There are several routes to illness from food:
1) Food can be contaminated in its production with highly virulent organisms which grow well even in small amounts (hepatitis A, typhoid, cholera) and point out the need to avoid employing carriers of these, and to practice good hand washing. No amount of proper storage prevents these.
2)Food can be contaminated in its production cycle with less virulent organisms which can then survive stomach acid and grow in the intestines and produce illness. Washing of foodstuffs (E. coli) and full cooking to bactericidal temperatures (Salmonella) reduces the chance of illness, as does cold storage to decrease the numbers of these bacteria to which a consumer is exposed. The immune system can deal with smaller numbers of these contaminants. Immune-compromised or immune-immature persons (children) do less well here, hence the instructions to fully cook eggs for children.
3) Food can be stored poorly such that less virulent pathogens grow to a population size that makes illness highly likely. Where food is already inhabited by an added organism, such as yoghurt, the waste products of the organism tend to suppress other organisms, and thus make spoilage less of an issue, hence the use of the method to prolong storage, historically. But, in other foods, if bacteria are present (and they are in the air constantly), warm storage will cause overgrowth. If poor preparation methods are used (cutting vegetables on meat boards, etc.), then the chance of Salmonella overgrowth is high. Keep surfaces and tools clean and separated! Richer foods, larger surface area (i.e. chopped meat), exposure to air-borne organisms, moisture and warmth combine to support bacterial growth, so closed, cool, dry, unchopped storage is good practice.
4) When storage conditions allow bacterial growth, two methods of illness occur. First, a direct pathogen grows to numbers too high for the body to cope with, and ingestion leads to growth in the intestines. This method usually appears as an illness after a couple of days, when the pathogen, say Salmonella, either invades the tissues or produces a toxin responsible for a symptom (diarrhea, etc.). Illness is more rapid dependent on the amount of ingestion.
5) Much food poisoning, however, is due to an indirect method: the organism produces a toxin as it grows in the "stored" food, and ingestion results in a rapid illness as the toxin is absorbed, often in the stomach. This type accounts for the '30-90 minutes after eating' illnesses, frequently caused by Staphylococci found on human skin, and not deactivated by heating.
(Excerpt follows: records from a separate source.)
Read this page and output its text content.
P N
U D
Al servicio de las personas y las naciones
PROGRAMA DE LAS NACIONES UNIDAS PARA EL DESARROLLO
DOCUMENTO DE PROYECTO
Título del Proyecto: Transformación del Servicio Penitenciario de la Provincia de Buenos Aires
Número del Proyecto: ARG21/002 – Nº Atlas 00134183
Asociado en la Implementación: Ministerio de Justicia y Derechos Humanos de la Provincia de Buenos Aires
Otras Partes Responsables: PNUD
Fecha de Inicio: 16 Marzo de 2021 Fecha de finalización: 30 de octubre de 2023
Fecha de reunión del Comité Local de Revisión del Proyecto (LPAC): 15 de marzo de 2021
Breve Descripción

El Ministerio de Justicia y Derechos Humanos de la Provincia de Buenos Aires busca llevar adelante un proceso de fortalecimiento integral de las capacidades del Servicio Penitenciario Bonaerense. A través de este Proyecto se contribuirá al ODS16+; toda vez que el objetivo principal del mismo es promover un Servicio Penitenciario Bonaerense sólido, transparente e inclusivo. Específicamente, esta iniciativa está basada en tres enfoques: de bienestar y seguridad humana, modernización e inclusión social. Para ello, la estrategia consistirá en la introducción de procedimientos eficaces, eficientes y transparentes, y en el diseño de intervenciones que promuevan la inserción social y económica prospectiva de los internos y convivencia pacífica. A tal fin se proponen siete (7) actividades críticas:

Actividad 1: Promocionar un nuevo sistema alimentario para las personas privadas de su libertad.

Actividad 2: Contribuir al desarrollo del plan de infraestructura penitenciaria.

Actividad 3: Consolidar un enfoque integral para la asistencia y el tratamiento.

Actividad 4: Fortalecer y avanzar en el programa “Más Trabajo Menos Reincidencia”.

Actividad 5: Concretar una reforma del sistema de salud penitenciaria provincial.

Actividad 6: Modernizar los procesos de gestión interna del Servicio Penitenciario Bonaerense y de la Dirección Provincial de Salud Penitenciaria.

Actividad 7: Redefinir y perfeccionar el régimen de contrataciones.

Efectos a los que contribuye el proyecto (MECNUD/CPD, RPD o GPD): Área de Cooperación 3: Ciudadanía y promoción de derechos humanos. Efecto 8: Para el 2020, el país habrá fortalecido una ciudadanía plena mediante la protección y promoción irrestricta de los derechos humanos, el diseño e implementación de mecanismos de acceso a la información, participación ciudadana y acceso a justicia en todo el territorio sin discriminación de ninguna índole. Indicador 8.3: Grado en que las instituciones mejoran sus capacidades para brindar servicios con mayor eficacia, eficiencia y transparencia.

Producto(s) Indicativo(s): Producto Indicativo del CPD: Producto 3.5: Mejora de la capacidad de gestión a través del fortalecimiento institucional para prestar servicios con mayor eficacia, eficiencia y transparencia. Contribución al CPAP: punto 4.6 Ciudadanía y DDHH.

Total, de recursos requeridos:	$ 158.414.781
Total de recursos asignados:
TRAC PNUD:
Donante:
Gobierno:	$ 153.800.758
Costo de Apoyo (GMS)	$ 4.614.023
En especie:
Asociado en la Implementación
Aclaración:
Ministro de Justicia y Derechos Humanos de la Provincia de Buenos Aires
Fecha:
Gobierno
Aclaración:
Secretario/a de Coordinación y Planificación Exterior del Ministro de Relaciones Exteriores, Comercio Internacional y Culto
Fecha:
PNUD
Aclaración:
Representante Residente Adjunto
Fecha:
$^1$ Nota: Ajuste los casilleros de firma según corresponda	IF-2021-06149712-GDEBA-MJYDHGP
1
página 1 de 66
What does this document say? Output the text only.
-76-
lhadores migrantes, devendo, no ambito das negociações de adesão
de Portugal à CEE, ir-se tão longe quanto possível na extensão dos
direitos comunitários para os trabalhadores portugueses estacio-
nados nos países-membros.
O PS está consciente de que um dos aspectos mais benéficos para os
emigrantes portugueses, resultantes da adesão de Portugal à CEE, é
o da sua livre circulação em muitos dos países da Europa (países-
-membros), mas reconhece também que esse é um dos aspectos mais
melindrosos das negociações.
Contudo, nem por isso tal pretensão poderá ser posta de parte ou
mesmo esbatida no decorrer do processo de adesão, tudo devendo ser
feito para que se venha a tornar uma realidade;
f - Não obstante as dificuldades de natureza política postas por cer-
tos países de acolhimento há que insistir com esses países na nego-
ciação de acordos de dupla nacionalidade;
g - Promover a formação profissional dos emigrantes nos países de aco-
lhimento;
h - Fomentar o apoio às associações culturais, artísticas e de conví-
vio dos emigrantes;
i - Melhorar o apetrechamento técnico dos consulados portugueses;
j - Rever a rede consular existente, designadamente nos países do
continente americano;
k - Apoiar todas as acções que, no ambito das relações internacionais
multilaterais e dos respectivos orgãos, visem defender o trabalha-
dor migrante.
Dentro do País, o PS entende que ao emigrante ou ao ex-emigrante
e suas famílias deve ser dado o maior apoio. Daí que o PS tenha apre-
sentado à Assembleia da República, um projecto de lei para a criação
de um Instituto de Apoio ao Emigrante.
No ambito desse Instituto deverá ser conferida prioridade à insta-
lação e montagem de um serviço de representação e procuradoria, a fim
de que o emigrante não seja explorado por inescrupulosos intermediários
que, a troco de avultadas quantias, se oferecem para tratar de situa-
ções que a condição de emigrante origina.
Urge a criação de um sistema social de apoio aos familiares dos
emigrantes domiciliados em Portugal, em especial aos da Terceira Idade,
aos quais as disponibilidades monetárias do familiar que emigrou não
Again, prep methods are usually at fault, worsened by warm storage.
6) It is not often possible to determine whether food is contaminated as above, because some pathogenic organisms, and toxins, produce no obvious markers detectable by humans. But, if there is spoilage due to a non-harmful organism, this is obviously a sign that harmful things could also be present, and thus the food is better avoided, no?
7) Hepatitis B and C are communicated by blood-to-blood contact, not oral ingestion. And, hepC causes cancer in the liver through prolonged infection leading to scar tissue which transforms into cancer after 25 years or so, with some help from host-viral interaction, as far as we know.
8) Most molds are harmless, but high concentrations taste bad, even on cheese. Peanut mold is not, as it produces aflatoxin. There are plenty of other things that grow on food, such as slime molds, which are disgusting to look at, but not harmful. Even so, they are a marker for spoilage.
I cut mold off of cheese because I can't bear to waste it. I prefer fresher stuff, tho. I store everything I can fit into the fridge as this retards oxidation, which tastes bad, but is not harmful per se. Think olive oil.
The long and short of it is, know your food cycle.